Coding Criteria and Types of Codes

Behavioral codes lie along a continuum. Implicit (sometimes called “subjective”) codes are at one end of the continuum and explicit (sometimes called “objective”) codes are at the other end of the continuum. The difference between the two types of codes is whether the behavioral criteria for codes are implicit or explicit. Implicit codes do not require the observer to see particular behaviors; explicit codes do require this. As illustrated in the following 2 x 2 table, the benefits of one are the failure of the other. Implicit criteria allow coders to determine the code based on their own judgments of what behavior is being expressed; coders can take individual differences between participants into account. Explicit criteria force coders to determine the code based on whether a particular behavior was expressed; individual differences between participants and particulars of the situation must be ignored. With an implicit code for “falling,” for example, coders use their own judgment to decide whether the infant lost balance in the particular instance. With an explicit code for “falling,” coders must use explicit criteria such as whether the infant’s hands or bottom touched the floor, whether the transition from upright occurred within a particular time frame, or whether an experimenter or parent grasped the infant’s body. With an implicit code for “negative affect,” coders use their own judgment to decide whether a child feels distress or anger. With an explicit code, coders must use explicit criteria such as whether the child’s brows were knit, lip was jutted, mouth was in a square shape, or crying/tears were expressed.

Type

Implicit Coding Criteria

Explicit Coding Criteria

Pros

Reflect individual differences in the manner of expressing the target behavior

Know how behavior was expressed in each instance and individual

Cons

Do not know how behavior was expressed in each instance and individual

Ignores individual differences in manner of expressing the target behavior

Implicit and explicit codes can be equally reliable (in terms of inter-rater reliability and consistency of participants’ responses) and equally valid (meaning that the codes reflect the behaviors you intend to measure). The benefit of an explicit code is that you will know exactly what coders scored (e.g. baby stopped for at least 0.5s at the edge of the obstacle with feet or hands touching the obstacle, etc.).

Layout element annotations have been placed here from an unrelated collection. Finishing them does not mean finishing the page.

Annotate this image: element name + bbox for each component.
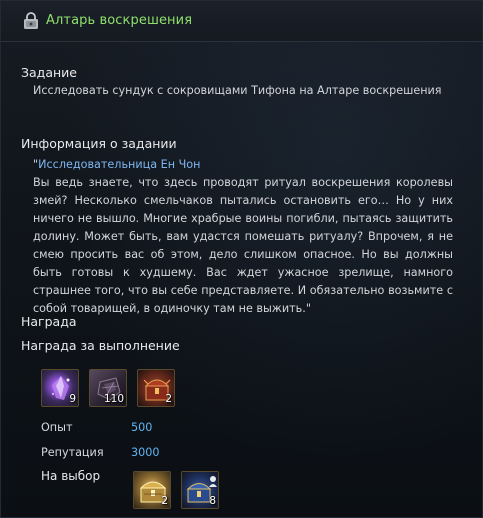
reward-slot-2[interactable]: 110 (89, 369, 127, 407)
exp-value: 500 (131, 421, 153, 434)
reward-heading: Награда (21, 314, 77, 329)
choice-slot-2[interactable]: 8 (181, 471, 219, 509)
completion-reward-heading: Награда за выполнение (21, 338, 180, 353)
reputation-label: Репутация (41, 446, 104, 459)
info-heading: Информация о задании (21, 136, 177, 151)
reward-count-3: 2 (165, 393, 172, 405)
title-bar: Алтарь воскрешения (1, 1, 482, 42)
reward-slot-3[interactable]: 2 (137, 369, 175, 407)
reward-count-1: 9 (69, 393, 76, 405)
reward-count-2: 110 (103, 393, 124, 405)
choice-count-2: 8 (209, 495, 216, 507)
lock-quest-icon (24, 12, 38, 29)
reputation-value: 3000 (131, 446, 160, 459)
quest-window: Алтарь воскрешения Задание Исследовать с… (0, 0, 483, 518)
speaker-name: Исследовательница Ен Чон (38, 158, 201, 171)
quest-dialogue: "Исследовательница Ен Чон Вы ведь знаете,… (33, 156, 453, 318)
task-heading: Задание (21, 65, 77, 80)
choice-heading: На выбор (41, 469, 101, 483)
choice-count-1: 2 (161, 495, 168, 507)
dialogue-text: Вы ведь знаете, что здесь проводят ритуа… (33, 176, 453, 315)
reward-slot-1[interactable]: 9 (41, 369, 79, 407)
exp-label: Опыт (41, 421, 73, 434)
choice-slot-1[interactable]: 2 (133, 471, 171, 509)
task-description: Исследовать сундук с сокровищами Тифона … (33, 84, 442, 97)
window-title: Алтарь воскрешения (46, 13, 193, 28)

In some cases, implicit codes are your best bet and can assure you that an explicit code was sufficiently exhaustive. For example, in a study asking whether infants defer to mothers’ advice about walking down slopes, we worried that mothers’ delivery of encouragement or discouragement might have been influenced by the severity of the slope of an incline; perhaps mothers did not encourage as enthusiastically on steep slopes as they did on shallow ones or did not discourage as enthusiastically on shallow slopes as they did on steep ones. Thus, we asked blind coders to judge whether the slope was shallow, steep, or intermediate and whether mothers were providing an encouraging or discouraging message based solely on mothers’ behaviors. With this implicit code, coders judged type of message nearly perfectly, but judged degree of slope exactly at chance. We thus satisfied ourselves that the explicit codes were sufficiently exhaustive.

Implicit and explicit codes can be of any granularity. Datavyu can provide detailed frame-by-frame coding (in milliseconds) and global approximate coding (region of video, ordinal only) or both. It’s entirely up to you. Implicit and explicit codes can refer to durations (involving onset and offset times) and to categories (did behavior occur yes/no; which of several behaviors occurred; what is the ranking of the behavior).

Non-behavioral codes can also be scored in Datavyu. For example, you can type in or import information about participant demographics, the observational setting, various conditions and independent variables, and so on. Non-video data can be imported into Datavyu if you use our code and Ruby API. You can import your own data into Datavyu and use it to identify interesting sections of video or you can use the video to identify interesting sections of other synchronized data streams.